“I was very much interested in the chemical process of turning the salt water into fresh, which was going on with great rapidity while I was there. Perhaps your highness would like me to explain it, as it will not occupy your attention more than an hour.”

“No, no, skip that, Huckaback, and go on.”


But as soon as I had gratified my curiosity, I began to be alarmed at my situation, not so much on account of the means of supporting existence, for there was more than sufficient.


“More than sufficient! Why what could you have to eat?”

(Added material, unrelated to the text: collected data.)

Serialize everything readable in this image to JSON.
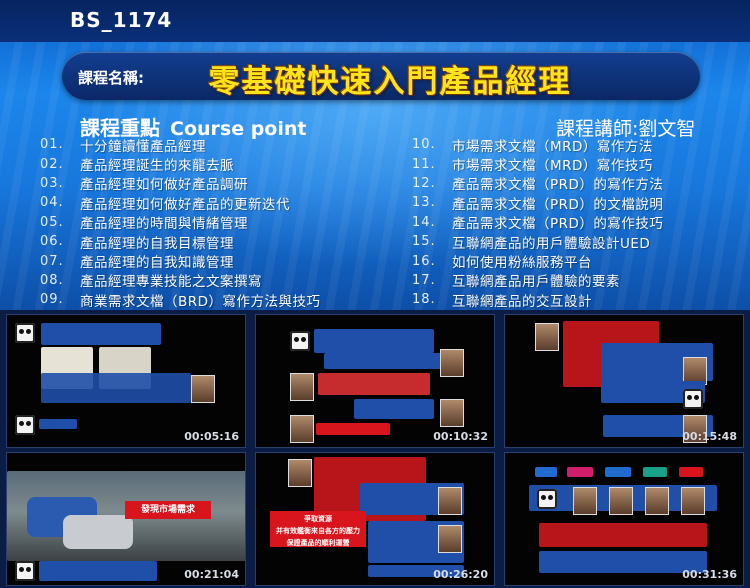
{
  "header": {
    "code": "BS_1174",
    "course_label": "課程名稱:",
    "course_title": "零基礎快速入門產品經理"
  },
  "section": {
    "title_cn": "課程重點",
    "title_en": "Course point",
    "lecturer": "課程講師:劉文智"
  },
  "points_left": [
    {
      "num": "01.",
      "text": "十分鐘讀懂產品經理"
    },
    {
      "num": "02.",
      "text": "產品經理誕生的來龍去脈"
    },
    {
      "num": "03.",
      "text": "產品經理如何做好產品調研"
    },
    {
      "num": "04.",
      "text": "產品經理如何做好產品的更新迭代"
    },
    {
      "num": "05.",
      "text": "產品經理的時間與情緒管理"
    },
    {
      "num": "06.",
      "text": "產品經理的自我目標管理"
    },
    {
      "num": "07.",
      "text": "產品經理的自我知識管理"
    },
    {
      "num": "08.",
      "text": "產品經理專業技能之文案撰寫"
    },
    {
      "num": "09.",
      "text": "商業需求文檔（BRD）寫作方法與技巧"
    }
  ],
  "points_right": [
    {
      "num": "10.",
      "text": "市場需求文檔（MRD）寫作方法"
    },
    {
      "num": "11.",
      "text": "市場需求文檔（MRD）寫作技巧"
    },
    {
      "num": "12.",
      "text": "產品需求文檔（PRD）的寫作方法"
    },
    {
      "num": "13.",
      "text": "產品需求文檔（PRD）的文檔說明"
    },
    {
      "num": "14.",
      "text": "產品需求文檔（PRD）的寫作技巧"
    },
    {
      "num": "15.",
      "text": "互聯網產品的用戶體驗設計UED"
    },
    {
      "num": "16.",
      "text": "如何使用粉絲服務平台"
    },
    {
      "num": "17.",
      "text": "互聯網產品用戶體驗的要素"
    },
    {
      "num": "18.",
      "text": "互聯網產品的交互設計"
    }
  ],
  "thumbnails": [
    {
      "timestamp": "00:05:16"
    },
    {
      "timestamp": "00:10:32"
    },
    {
      "timestamp": "00:15:48"
    },
    {
      "timestamp": "00:21:04",
      "caption": "發現市場需求"
    },
    {
      "timestamp": "00:26:20",
      "caption": "爭取資源 \n 并有效鑑衡來自各方的壓力\n保證產品的順利運營"
    },
    {
      "timestamp": "00:31:36"
    }
  ],
  "colors": {
    "title_yellow": "#ffe419",
    "header_bar": "#0a2f7a",
    "thumb_red": "#d8151c",
    "thumb_blue": "#1f4fa8"
  }
}
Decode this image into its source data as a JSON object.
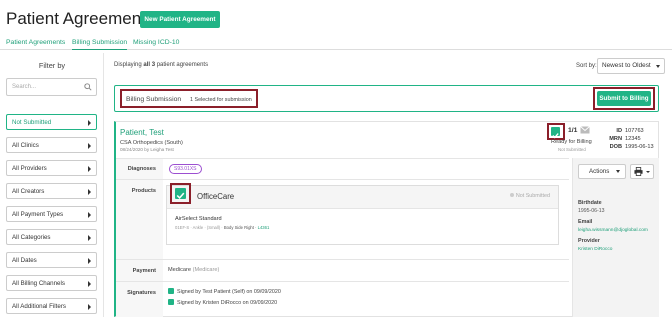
{
  "header": {
    "title": "Patient Agreements",
    "new_button": "New Patient Agreement"
  },
  "tabs": [
    {
      "label": "Patient Agreements"
    },
    {
      "label": "Billing Submission"
    },
    {
      "label": "Missing ICD-10"
    }
  ],
  "filters": {
    "title": "Filter by",
    "search_placeholder": "Search...",
    "items": [
      {
        "label": "Not Submitted"
      },
      {
        "label": "All Clinics"
      },
      {
        "label": "All Providers"
      },
      {
        "label": "All Creators"
      },
      {
        "label": "All Payment Types"
      },
      {
        "label": "All Categories"
      },
      {
        "label": "All Dates"
      },
      {
        "label": "All Billing Channels"
      },
      {
        "label": "All Additional Filters"
      }
    ]
  },
  "list": {
    "displaying_prefix": "Displaying",
    "displaying_count": "all 3",
    "displaying_suffix": "patient agreements",
    "sort_label": "Sort by:",
    "sort_value": "Newest to Oldest"
  },
  "billing_bar": {
    "label": "Billing Submission",
    "selected": "1 Selected for submission",
    "submit_button": "Submit to Billing"
  },
  "agreement": {
    "patient_name": "Patient, Test",
    "org": "CSA Orthopedics (South)",
    "date_line": "08/24/2020 by Leigha Test",
    "ready_count": "1/1",
    "ready_text": "Ready for Billing",
    "ready_sub": "Not Submitted",
    "id_label": "ID",
    "id_value": "107763",
    "mrn_label": "MRN",
    "mrn_value": "12345",
    "dob_label": "DOB",
    "dob_value": "1995-06-13",
    "diagnoses_label": "Diagnoses",
    "diagnosis_code": "S93.01XS",
    "products_label": "Products",
    "product_name": "OfficeCare",
    "product_status": "Not Submitted",
    "product_item": "AirSelect Standard",
    "product_detail_code": "01EF-S · Ankle · (Small) ·",
    "product_detail_side": "Body Side Right ·",
    "product_detail_hcpcs": "L4361",
    "payment_label": "Payment",
    "payment_value": "Medicare",
    "payment_sub": "(Medicare)",
    "signatures_label": "Signatures",
    "signatures": [
      {
        "text": "Signed by Test Patient (Self) on 09/09/2020"
      },
      {
        "text": "Signed by Kristen DiRocco on 09/09/2020"
      }
    ]
  },
  "side_panel": {
    "actions_label": "Actions",
    "birthdate_label": "Birthdate",
    "birthdate_value": "1995-06-13",
    "email_label": "Email",
    "email_value": "leigha.wissmann@djoglobal.com",
    "provider_label": "Provider",
    "provider_value": "Kristen DiRocco"
  },
  "colors": {
    "accent": "#20b486",
    "highlight_border": "#8b1f2a",
    "diagnosis_badge": "#9c4fd1"
  }
}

Plenty of fresh fish, your highness, which had been taken up in the column of water at the same time I was, and the fresh water already lay in little pools around me. But the cold was dreadful, and I felt that I could not support it many hours longer, and how to get down again was a problem which I could not solve.

It was however soon solved for me, for the cloud having completed its chemical labours, descended as rapidly as it had risen, and joined many others, that were engaged in sharp conflict. As I beheld them darting against each other, and discharging the electric fluid in the violence of their collision, I was filled with trepidation and dismay, lest, meeting an adversary, I should be hurled into the abyss below, or be withered by the artillery of heaven. But I was fortunate enough to escape. The cloud which bore me descended to within a hundred yards of the earth, and then was hurried along by the wind with such velocity and noise, that I perceived we were assisting at a hurricane.

As we neared the earth, the cloud, unable to resist the force of its attraction, was compelled to deliver up its burthen, and down I fell, with such torrents of water, that it reminded me of the deluge. The tornado was now in all its strength. The wind roared and shrieked in its wild fury, and such was its force that I fell in an acute angle.